Gospodarze od początku spotkania szukali okazji do objęcia prowadzenia. W pierwszym kwadransie dwukrotnie przyjezdnych usiłował zaskoczyć Jakub Karbownik; za drugim razem strzelił obok słupka. W 15 min „wyręczył" go Mateusz Gawlik, który zaliczył samobójczego gola po akcji krakowian prawą stroną boiska i dośrodkowaniu na pole karne.
Goście ruszyli do odrabiania start. W 27 min byli bliscy powodzenia, ale najpierw Jakub Wilczyński trafił w poprzeczkę, a po chwili kolejny strzał jednego z kaliszan sparował Mateusz Bartusik. 5 min później w opałach był golkiper KKS 1925 Maciej Krakowiak, ale jego także - po uderzeniu Karbownika - od utraty gola „uratowała" poprzeczka. W 39 min Mateusz Bartusik obronił rzut wolny Gawlika.

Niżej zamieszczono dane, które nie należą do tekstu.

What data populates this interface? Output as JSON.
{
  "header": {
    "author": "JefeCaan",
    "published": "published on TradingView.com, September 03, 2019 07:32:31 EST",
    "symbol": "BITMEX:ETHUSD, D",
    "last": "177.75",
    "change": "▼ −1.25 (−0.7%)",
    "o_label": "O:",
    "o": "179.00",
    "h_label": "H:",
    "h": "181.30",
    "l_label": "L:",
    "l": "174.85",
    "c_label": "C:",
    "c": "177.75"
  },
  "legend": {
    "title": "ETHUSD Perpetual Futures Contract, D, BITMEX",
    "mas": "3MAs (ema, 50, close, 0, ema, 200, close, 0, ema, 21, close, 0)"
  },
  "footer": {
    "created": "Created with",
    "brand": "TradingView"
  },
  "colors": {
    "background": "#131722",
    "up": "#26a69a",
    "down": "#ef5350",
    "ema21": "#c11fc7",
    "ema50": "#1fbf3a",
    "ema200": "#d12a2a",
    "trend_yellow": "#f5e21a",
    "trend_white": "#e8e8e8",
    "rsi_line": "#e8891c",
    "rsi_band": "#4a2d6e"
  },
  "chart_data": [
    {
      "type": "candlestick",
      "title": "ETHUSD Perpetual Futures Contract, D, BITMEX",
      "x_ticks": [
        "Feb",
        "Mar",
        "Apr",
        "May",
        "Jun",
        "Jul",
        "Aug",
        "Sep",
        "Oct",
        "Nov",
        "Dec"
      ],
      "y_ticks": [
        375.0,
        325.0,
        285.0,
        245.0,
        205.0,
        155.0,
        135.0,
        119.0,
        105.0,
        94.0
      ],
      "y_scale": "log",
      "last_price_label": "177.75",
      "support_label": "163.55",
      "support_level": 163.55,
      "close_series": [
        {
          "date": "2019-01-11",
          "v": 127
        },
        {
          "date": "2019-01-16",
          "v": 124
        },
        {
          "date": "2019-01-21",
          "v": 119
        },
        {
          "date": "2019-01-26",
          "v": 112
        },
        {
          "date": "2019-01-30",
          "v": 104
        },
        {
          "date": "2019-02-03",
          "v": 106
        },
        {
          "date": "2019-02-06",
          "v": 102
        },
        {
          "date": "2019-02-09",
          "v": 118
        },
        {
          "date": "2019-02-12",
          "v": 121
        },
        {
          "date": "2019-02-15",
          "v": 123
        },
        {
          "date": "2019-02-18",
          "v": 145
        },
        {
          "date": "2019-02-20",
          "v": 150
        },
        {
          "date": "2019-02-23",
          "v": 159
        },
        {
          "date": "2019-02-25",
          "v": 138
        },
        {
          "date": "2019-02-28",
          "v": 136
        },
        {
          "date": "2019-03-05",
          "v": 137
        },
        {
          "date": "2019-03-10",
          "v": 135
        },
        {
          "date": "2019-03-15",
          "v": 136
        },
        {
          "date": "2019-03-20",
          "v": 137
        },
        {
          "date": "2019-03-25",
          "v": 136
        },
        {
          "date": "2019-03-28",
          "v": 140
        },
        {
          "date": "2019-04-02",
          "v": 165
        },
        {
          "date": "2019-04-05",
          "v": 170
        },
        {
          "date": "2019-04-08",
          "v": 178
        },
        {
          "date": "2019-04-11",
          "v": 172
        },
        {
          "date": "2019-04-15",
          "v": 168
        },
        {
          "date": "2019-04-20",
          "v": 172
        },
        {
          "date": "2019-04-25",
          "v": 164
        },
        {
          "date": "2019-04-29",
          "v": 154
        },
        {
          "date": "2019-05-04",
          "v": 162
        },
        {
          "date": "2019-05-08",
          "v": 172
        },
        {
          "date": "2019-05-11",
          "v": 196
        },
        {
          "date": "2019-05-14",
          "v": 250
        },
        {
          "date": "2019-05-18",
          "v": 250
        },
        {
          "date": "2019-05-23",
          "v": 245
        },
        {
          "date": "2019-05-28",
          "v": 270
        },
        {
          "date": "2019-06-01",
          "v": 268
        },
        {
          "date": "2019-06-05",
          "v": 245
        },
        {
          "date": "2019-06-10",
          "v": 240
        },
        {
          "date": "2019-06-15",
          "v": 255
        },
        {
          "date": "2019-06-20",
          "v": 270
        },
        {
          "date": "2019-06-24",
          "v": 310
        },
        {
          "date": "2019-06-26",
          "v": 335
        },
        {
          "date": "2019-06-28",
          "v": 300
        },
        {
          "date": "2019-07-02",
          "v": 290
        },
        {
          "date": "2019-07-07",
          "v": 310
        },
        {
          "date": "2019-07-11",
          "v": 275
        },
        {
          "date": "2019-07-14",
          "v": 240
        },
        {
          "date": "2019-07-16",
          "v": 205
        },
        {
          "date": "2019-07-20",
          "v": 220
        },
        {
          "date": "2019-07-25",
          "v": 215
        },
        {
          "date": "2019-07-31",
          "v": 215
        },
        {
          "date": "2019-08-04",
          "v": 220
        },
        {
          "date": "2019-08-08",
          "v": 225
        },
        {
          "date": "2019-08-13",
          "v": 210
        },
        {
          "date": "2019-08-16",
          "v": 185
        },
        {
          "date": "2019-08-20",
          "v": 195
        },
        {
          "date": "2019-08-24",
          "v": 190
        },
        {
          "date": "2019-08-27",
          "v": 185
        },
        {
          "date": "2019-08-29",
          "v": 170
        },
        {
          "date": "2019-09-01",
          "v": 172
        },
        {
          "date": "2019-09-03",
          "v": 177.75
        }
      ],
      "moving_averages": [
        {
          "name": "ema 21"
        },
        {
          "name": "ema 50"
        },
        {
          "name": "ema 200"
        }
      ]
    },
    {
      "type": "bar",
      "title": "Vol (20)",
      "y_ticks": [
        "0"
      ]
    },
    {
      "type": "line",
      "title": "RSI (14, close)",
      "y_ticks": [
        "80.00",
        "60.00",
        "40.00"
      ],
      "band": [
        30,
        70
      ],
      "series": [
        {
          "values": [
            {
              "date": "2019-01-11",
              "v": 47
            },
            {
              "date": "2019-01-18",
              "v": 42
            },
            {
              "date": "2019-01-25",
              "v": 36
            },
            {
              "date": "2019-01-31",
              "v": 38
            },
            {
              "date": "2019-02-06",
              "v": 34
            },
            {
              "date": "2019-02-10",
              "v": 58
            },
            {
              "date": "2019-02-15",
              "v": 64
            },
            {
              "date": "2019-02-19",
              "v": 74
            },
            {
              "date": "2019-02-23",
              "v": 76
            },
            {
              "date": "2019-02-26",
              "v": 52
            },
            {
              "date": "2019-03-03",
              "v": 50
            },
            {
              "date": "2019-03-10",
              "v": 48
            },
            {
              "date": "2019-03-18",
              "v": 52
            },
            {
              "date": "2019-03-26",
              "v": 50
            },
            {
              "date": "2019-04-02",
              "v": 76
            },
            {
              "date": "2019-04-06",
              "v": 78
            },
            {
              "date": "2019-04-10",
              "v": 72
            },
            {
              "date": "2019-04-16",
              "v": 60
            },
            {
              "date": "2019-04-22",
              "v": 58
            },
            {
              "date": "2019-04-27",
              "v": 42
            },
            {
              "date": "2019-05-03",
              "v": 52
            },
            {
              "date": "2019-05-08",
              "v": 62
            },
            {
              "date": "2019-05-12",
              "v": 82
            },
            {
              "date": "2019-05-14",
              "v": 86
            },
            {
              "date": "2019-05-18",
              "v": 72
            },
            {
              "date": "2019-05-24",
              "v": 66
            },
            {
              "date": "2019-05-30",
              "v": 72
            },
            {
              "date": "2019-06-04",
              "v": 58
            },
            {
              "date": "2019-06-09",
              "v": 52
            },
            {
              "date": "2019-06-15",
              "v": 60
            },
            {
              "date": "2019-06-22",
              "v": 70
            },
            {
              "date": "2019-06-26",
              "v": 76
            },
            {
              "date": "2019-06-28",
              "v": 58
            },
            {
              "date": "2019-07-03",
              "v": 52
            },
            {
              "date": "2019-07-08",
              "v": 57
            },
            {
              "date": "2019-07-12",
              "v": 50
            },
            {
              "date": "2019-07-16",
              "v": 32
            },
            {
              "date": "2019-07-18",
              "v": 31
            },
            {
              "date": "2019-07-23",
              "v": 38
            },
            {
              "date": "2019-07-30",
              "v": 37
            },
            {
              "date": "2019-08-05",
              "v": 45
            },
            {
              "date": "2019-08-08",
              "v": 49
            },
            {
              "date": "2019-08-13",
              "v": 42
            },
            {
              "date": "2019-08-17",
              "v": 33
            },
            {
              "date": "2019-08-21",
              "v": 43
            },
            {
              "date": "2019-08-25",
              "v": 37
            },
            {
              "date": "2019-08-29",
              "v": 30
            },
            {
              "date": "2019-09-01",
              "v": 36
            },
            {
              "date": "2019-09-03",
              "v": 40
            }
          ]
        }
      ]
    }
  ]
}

W drugiej połowie „Brązowi" nie myśleli o obronie skromnego prowadzenia. Próbowali podwyższyć wynik. Udało im się to w 56 min, gdy po kontrze i centrze z lewej strony piłkę do siatki wpakował Piotr Mularczyk. 10 min później uderzenie Wojciecha Słomki obronił Krakowiak. W 70 min będącego w dogodnej sytuacji Adama Żaka uprzedził obrońca gości, a w 73 min ten ostatni trafił w słupek.
Kaliszanie próbowali zaskoczyć Bartusika, ale strzały Bartosza Gęsiora - w 77 min (po rzucie rożnym), w 79 min i 80 min (z bliskiej odległości od bramki) - były niecelne. Skuteczni byli natomiast krakowianie. W 85 min po rzucie wolnym Patryk Warczak ulokował piłkę w bramce, ustalając wynik meczu.
Garbarnia Kraków - KKS 1925 Kalisz 3:0 (1:0)
Bramki: 1:0 Gawlik 15 sam., 2:0 Mularczyk 56, 3:0 Warczak 85.
Garbarnia: Bartusik - Warczak, Bartków, Nakrosius, Marszalik - Słomka, Nowak (65 Handzlik), Kardas (89 Banach), Mularczyk (88 Gądek), Karbownik (78 Pranica) - Żak.
KKS 1925: Krakowiak - Głaz (63 Zawistowski), Smoliński, Gawlik, Kendzia, Smajdor (63 Zmorzyński) - Putno (67 Łuszkiewicz), Wysokiński, Gęsior, Koczy (63 Lipkowski) - Wilczyński (46 Gordillo).
Sędziował: Albert Różycki (Łódź). Żółte kartki: Głaz, Lipkowski, Putno, Smajdor.